Again Graton was admitted to the hospital and again the workup was negative except for the low platelet count and fever. Despite the highly unlikely possibility of a tick being the culprit, Graton’s blood was sent for study of Rocky Mountain spotted fever and all the other tick-borne infections. In addition, blood was frozen and held for future studies if needed. All the antibiotics given on the August admission were again used. In a few days, the fever and platelet count returned to normal and Graton was discharged to home.
As expected, the test results for tick-borne infections again returned as negative. Latham was even more puzzled and this time signed out Graton as “fever and thrombocytopenia (low platelets) of unknown origin.”

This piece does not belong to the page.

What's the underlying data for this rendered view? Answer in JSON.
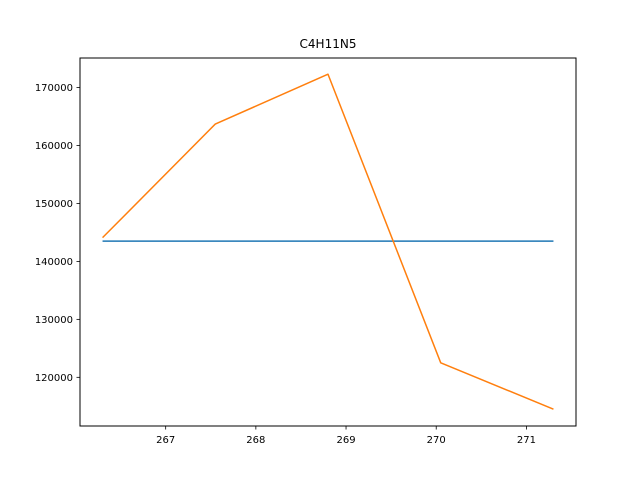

In early January, Graton was admitted again with the identical story and findings: high fever and low platelets. Latham was convinced they were missing something obvious. He spent several hours with Graton and his wife tracing a full day in their lives: where they went, where they shopped, what they ate an
d drank, what pets lived in the house and the state of those pets’ health, and on and on down a long list of environmental exposures and possible toxins. Nothing seemed to explain the recurring illness. As before, the antibiotics appeared to work and Graton went back home.
Two months later, Graton showed up in the emergency room, having called Dr. Latham to say he was on his way with the same symptoms. When Latham arrived in the ER and found Graton’s exam room, the patient had some news.
“You know, Doc,” he said, “I think I may have the answer.”
Graton went on to explain how he sometimes got severe leg cramps at night. He kept a bottle of Quinine capsules on his bedside table and took a capsule whenever these cramps occurred. He had been using it safely for years.
“But you got me to thinking with all those questions last time,” he continued. “I thought back over the time in August, and then in November, then in January when I got sick. And then I recalled that those are the only times I had to take my quinine for cramps. I had bad cramps last night and took my quinine and here I am sick again.”
Latham nodded knowingly, relieved to finally have an answer to the mysterious fever and rash.
Reactions to quinine are many and varied, including renal failure, severe clotting, liver toxicity and neurological damage, in addition to fever and low platelets.(1) Since quinine for leg cramps is usually taken infrequently, it can be difficult to associate with an acute illness. Because Graton had taken it safely for so long, he had no reason to consider it toxic. But over time, he had developed a dangerous sensitivity.
This case shows how vital information can sometimes be buried in our memory, unavailable to recall. It was only on the fourth episode of chills, fever and low platelets that Graton thought of the quinine. The extensive questioning by Dr. Latham had prompted Graton to think of all possible causes, finally surfacing the quinine from deep memory.